INTERVENTION VÉTÉRINAIRE INÉDITE POUR YALA

YALA, FEMELLE GIBBON CONCOLORE, DIABÉTIQUE

Article mis à jour le 16 nov. 2021

Née au Zoo de Mulhouse en 1981 et présente au Zoo de La Flèche depuis septembre 1991, Yala est une femelle gibbon concolore, doyenne du parc, qui évolue quotidiennement aux côtés de Jawi avec qui elle forme un couple inséparable. Les gibbons vivent en couple monogame et élaborent en duo leur cri afin de marquer leur territoire commun.

« Yala est une femelle gibbon douce, gentille et très tolérante avec tout de même un caractère bien marqué afin de définir sa place »
confient les soigneurs qui l’accompagne en quotidien et qui ont créé un réel lien de confiance. Âgée de 40 anstrès bel âge pour un gibbon dont la longévité moyenne en milieu naturel est de 30 ans, Yala s’est révélée être diabétique il y a quelques semaines.


YALA, FEMELLE GIBBON DIABETIQUE ?

En avril dernier, suite à une modification de son comportement notamment une surconsommation d’eau, une intervention vétérinaire a été effectuée. Au cours de l’examen, les vétérinaires accompagnés des soigneurs ont pu constater une perte de poids très significative chez notre femelle gibbon. Divers examens (échographie, radiographie, prise de sang et examen d’urine) ont alors été réalisés afin de déterminer les causes. Les analyses de sang et urinaire ont révélé une quantité anormale de glucose permettant de diagnostiquer un diabète chez Yala.

Dans un premier temps, un régime alimentaire plus pauvre en sucres a été mis en place par les équipes vétérinaires et soigneurs animaliers du parc afin de stabiliser sa glycémie. Malgré ce régime et après analyses, la glycémie de Yala (aussi appelé « taux de glucose » ou « taux de sucre » sanguin) restait encore trop élevée. Face à son grand âge et aux résultats médicaux peu encourageants, il s’est avéré primordial d’ajouter au régime de Yala un traitement médical spécifique.

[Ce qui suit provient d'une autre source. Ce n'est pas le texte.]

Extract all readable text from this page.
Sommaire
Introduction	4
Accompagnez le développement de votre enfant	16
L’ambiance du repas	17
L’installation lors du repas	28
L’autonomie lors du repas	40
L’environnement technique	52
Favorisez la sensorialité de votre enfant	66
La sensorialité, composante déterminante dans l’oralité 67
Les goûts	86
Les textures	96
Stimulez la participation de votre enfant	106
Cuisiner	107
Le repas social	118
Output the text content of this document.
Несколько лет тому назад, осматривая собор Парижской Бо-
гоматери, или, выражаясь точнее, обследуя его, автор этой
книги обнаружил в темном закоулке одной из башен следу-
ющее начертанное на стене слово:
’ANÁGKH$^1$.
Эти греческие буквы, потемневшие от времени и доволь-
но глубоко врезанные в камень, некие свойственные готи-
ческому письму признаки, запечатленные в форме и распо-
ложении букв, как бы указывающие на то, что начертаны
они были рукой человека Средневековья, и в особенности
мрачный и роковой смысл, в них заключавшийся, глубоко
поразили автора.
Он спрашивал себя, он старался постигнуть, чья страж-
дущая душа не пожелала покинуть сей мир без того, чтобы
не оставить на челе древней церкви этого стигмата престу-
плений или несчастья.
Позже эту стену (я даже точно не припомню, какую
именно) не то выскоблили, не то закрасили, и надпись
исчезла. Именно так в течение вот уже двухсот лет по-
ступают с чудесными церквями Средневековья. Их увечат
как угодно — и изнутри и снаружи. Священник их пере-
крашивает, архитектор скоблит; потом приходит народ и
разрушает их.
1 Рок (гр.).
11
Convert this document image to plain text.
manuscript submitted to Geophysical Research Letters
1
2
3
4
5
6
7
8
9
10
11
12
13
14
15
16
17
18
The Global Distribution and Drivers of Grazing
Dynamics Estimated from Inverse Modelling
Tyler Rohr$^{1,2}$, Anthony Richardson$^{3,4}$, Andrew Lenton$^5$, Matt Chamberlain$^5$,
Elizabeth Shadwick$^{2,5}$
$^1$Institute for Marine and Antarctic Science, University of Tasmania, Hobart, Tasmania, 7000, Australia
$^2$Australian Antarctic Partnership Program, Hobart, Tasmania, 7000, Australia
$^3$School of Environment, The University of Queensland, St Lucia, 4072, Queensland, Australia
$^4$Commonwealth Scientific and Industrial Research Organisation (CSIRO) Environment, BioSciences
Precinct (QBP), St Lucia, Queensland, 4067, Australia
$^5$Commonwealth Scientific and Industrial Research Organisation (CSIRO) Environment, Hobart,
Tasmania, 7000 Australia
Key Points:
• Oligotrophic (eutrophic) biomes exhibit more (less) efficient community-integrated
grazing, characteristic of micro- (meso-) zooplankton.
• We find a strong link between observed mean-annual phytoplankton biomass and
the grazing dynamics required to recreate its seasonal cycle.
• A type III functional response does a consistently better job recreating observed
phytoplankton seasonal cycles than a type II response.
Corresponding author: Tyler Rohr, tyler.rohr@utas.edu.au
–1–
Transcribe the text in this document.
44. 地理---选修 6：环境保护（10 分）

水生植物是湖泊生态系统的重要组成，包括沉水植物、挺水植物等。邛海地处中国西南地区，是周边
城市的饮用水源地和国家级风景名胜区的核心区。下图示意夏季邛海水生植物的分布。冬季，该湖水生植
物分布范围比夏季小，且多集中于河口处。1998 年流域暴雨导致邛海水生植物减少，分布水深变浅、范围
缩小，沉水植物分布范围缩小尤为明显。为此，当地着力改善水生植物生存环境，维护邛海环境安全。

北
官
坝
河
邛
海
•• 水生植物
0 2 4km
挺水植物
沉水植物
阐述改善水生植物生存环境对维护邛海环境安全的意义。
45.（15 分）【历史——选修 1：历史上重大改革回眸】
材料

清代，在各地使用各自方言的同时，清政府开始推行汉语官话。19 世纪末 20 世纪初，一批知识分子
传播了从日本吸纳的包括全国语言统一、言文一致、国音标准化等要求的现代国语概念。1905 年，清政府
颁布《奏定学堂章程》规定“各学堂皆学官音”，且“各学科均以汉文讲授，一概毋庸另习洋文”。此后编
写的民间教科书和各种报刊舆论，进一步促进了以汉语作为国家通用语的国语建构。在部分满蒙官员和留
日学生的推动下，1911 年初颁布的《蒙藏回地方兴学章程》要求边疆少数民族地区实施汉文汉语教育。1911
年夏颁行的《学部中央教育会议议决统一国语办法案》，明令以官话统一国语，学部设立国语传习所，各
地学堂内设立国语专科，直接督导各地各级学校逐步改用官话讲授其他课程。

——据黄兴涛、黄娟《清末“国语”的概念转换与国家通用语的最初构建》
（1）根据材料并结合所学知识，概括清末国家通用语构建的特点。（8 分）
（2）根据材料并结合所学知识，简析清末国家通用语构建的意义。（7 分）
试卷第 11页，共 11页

INTERVENTION VÉTÉRINAIRE INÉDITE ?

Lors de la mise en place de ce traitement contre le diabète, l’analyse de la glycémie quotidienne est indispensable afin d’adapter le dosage du médicament et surtout ne pas entraîner d’effets indésirables pouvant affaiblir sévèrement l’animal. Un traitement non approprié pourrait entraîner, par exemple, une chute radicale de la glycémie, pouvant engendrer une hypoglycémie sévère . La glycémie devient alors l’indicateur permettant de contrôler l’efficacité du traitement.

 

« Le glucose est l’énergie de notre organisme ; à trop forte dose il devient néfaste et à trop faible dose nos cellules ne fonctionnent plus. Dans le cas de Yala, le traitement mis en place vise à faire diminuer le taux de glucose sanguin pour qu’il revienne à des valeurs normales. Avant le traitement, la glycémie de Yala était beaucoup trop élevée, puisqu’elle était environ 5 fois supérieure à la moyenne chez les gibbons ! »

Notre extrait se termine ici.